• 1967: The Six-Day War grew out of the Suez Canal conflict.
  • ISRAEL GAINED A LOT OF LAND. (ABOUT 20% OF THE ORIGINAL PROMISE FROM GOD).
  • Kings David and Soloman owned about 2/3rds of the Promised Land; it eventually fell to zero. In 1948, the Jews got 10% or 15%  of the Promised Land back. During the last 70+ years, wars followed wars, yet Israel survived.
  • In November 2023, all Hell was rained down upon Israel. Right now, the survival of Israel is on the line. The devil is fighting like Hell to help take the Jews out. This is the devil’s version of the final solution. A few decades back, Hitler got rid of six million Jews for the devil. Currently, the devil and Hamas want to eliminate the Israeli Jews. Globally, there are about sixteen million Jews living today. In 2023, there are 7,181,000 people in Israel. The Jews comprise 73% percent of the total population of Israel. The Israel Arab population in East Jerusalem and the Golan Heights is 4,887,000 Arabs. That leaves 5,190,300 Jews to migrate or be killed on the spot. The devil wants to finish what Hitler had started. That is what is happening here, Mr. Jones.
  • The religious affiliation of the Israeli population as of 2022 was 73.6% Jewish, 18.1% Muslim, 1.9% Christian, and 1.6% Druze. The remaining 4.8% are of faiths, such as Samaritanism and Baháʼí, and religiously unclassified.
  • God never offered a two-state solution. Will God settle this time around? If so, what is His asking price this time?  
  • Hamas says from the river to the sea. God said to Abraham, “Unto thy seed have I given this land, from the river of Egypt unto the great river, the river Euphrates:” Genesis 15:18. The first time, the Israelites moved the Cannanites out one way or another. (No reporters were around back in the day). This time, the battles are recorded and televised in real-time worldwide. 
  • Jesus was a Jew. He was born to a Jewish mother in Galilee, a Jewish part of the world. All of his friends, associates, colleagues, disciples, all of them were Jews. He regularly worshipped in Jewish communal synagogues.
  •  Judaism and Christianity share many common beliefs: (1) there is one God, (2) mighty and (3) good, (4) the Creator, (5) who reveals His Word to man, and (6) answers prayers. The Jewish God stands alone. For Christianity, God is one in His nature, but three persons constitute the Holy Trinity: Father, Son, and Holy Spirit. Belief in the Trinity is held to be incompatible with Judaism, as are some other tenets of Christianity. In the first century, there was a preoccupation with determining who was Christian and who was not. Next, the insistence by the Christians to formulate the Church as a distinct entity from Judaism was a move heretical to Jews. Mostly, the split came about because egos got in the way on both sides. The Jewish religion was pluralistic in the first and second centuries with the Sadducees, Pharisees, Essenes, and Zealots. Even Jesus had little use for the learned pontifications of the Sadducees and Pharisees. Their egos were off the charts.

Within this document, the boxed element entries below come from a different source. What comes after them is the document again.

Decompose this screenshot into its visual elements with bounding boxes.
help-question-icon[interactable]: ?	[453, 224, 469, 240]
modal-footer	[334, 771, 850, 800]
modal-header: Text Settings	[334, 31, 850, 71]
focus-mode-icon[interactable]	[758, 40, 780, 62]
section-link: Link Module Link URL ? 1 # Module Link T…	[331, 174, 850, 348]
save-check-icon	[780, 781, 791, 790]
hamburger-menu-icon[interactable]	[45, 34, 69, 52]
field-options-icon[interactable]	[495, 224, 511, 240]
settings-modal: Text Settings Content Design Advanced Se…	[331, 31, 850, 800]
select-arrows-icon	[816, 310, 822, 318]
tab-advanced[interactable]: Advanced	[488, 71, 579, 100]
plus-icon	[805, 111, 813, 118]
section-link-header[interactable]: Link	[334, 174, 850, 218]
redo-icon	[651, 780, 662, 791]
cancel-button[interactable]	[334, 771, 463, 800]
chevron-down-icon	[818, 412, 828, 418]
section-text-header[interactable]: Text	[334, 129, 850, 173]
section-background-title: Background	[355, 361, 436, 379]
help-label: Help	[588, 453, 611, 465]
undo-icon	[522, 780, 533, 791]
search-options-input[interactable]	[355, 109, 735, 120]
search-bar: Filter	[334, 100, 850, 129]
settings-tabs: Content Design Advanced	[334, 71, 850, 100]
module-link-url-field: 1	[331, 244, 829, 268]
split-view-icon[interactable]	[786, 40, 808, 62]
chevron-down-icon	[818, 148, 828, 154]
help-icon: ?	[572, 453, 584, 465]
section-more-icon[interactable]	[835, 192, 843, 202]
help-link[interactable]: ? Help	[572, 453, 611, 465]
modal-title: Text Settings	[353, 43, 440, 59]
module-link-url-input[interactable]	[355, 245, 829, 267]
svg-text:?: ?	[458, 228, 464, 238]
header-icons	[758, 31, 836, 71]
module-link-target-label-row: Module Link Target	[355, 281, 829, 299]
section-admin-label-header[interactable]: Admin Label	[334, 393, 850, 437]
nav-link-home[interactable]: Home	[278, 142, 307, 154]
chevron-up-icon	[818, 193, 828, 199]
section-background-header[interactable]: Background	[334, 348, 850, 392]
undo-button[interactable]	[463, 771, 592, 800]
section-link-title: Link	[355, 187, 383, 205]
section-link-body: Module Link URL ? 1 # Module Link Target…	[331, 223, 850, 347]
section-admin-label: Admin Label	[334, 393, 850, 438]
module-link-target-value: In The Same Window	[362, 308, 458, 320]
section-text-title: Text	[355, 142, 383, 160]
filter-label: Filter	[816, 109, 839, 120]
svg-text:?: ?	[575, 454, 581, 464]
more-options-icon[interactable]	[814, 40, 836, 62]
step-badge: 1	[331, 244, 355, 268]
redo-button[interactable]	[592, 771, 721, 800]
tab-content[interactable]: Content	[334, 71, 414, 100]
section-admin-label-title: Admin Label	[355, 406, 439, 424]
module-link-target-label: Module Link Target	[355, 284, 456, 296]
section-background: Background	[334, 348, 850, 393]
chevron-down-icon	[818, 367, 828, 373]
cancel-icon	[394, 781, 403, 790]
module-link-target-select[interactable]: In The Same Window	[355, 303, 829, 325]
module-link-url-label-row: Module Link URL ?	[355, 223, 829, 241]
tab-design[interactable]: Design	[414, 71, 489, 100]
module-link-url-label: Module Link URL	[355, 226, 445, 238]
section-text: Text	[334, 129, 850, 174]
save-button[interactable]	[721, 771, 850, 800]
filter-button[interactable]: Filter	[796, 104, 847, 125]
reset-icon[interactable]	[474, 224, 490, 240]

  • Moses is considered the most important prophet in Judaism. He is also an important prophet in Christianity, Islam, the Druze faith, the Baháʼí Faith, and other Abrahamic religions.
  • The split of Christianity and Judaism took place during the first century AD. A contributing event was the destruction of the second Temple in 70 AD. The two groups had differing theological interpretations of the Temple’s destruction. Rabbinic Judaism saw the destruction as a chastisement for neglecting the Torah. The Christians saw it as God’s repudiation of the Jewish religion.
  • The separation between Judaism and Christianity was gradual and happened at different rates in different places.
  • Christian–Jewish dialogue today has opened up to revision and reconciliation of traditional attitudes.
  • By the end of the first century, Christianity had already spread to Rome, Armenia, Greece, and Syria. This was foundational to the spread of Christianity, eventually throughout the world.
  • Initially, Christianity was a small, unorganized sect that promised personal salvation after death. Jesus laid down the foundation of Christianity. Paul and the Apostles followed this. Paul was instrumental in bringing the Gentiles into the fold.